本件について、市は、申立人からの連絡を受け、当初30世帯以上が利用していた本件集積所の問題を認識し、集積所の分散に向けて町内会長や近隣のアパートの管理会社等に働きかけを行い、現時点で本件集積所の利用世帯は5世帯まで減少したとしています。
また、市は、当初、住民間の意見集約に協力できないと申立人に回答しましたが、後に、協議の場を設けるため本件集積所利用住民への聞き取りを行ったとしています。市は、利用住民に申立人の意見を伝え、移設、輪番制の導入、隣り合う2軒での集積所設置の提案等を行ったが、意見が折り合わない状況であるとしています。

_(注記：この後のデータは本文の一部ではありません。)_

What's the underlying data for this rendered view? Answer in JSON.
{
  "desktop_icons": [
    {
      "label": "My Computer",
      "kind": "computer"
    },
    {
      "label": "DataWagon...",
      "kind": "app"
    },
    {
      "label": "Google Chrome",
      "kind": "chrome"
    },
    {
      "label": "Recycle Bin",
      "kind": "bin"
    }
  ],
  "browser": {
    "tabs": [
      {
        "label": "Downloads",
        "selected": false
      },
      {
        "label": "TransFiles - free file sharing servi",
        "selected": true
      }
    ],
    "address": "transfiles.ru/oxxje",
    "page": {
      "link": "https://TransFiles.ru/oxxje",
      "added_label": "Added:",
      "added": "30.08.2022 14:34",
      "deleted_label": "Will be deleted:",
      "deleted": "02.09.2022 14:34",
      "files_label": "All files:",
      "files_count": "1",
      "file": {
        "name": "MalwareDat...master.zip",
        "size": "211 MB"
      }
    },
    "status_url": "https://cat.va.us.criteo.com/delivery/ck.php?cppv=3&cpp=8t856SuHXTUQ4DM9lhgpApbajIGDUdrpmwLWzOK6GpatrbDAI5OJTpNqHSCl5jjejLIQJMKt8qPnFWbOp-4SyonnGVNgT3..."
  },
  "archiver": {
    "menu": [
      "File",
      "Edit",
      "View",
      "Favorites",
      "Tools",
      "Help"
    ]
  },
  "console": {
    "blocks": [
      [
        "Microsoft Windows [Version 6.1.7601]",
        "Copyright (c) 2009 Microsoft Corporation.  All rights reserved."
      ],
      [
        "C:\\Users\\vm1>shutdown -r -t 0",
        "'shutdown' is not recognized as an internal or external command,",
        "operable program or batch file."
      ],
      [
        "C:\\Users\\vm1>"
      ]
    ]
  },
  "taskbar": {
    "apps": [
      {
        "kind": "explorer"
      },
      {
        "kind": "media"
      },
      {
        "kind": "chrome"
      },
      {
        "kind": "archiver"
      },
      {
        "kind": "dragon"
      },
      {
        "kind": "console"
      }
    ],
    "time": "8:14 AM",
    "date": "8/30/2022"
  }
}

一般に、集積所は、家庭から排出される一般廃棄物の適正かつ効率的な処理のために不可欠な施設です。反面、集積所が自宅前道路に設置される際は、敷地塀の継続的な汚損、不快な景観、ごみの散乱や不適正ごみの放置等の有形無形の被害の発生が避けがたく、何人にとっても同様の不快感、嫌悪感をもたらすものといえます。利用住民間で集積場による被害を分け合うことについての意見が対立し、協議に基づく早期の問題解決策を見通せない状況に至ったときには、排出者責任、市民の相互協力の原則等を踏まえて、市ができる範囲で改善のための提案や働きかけ等を行ってほしいと考えます。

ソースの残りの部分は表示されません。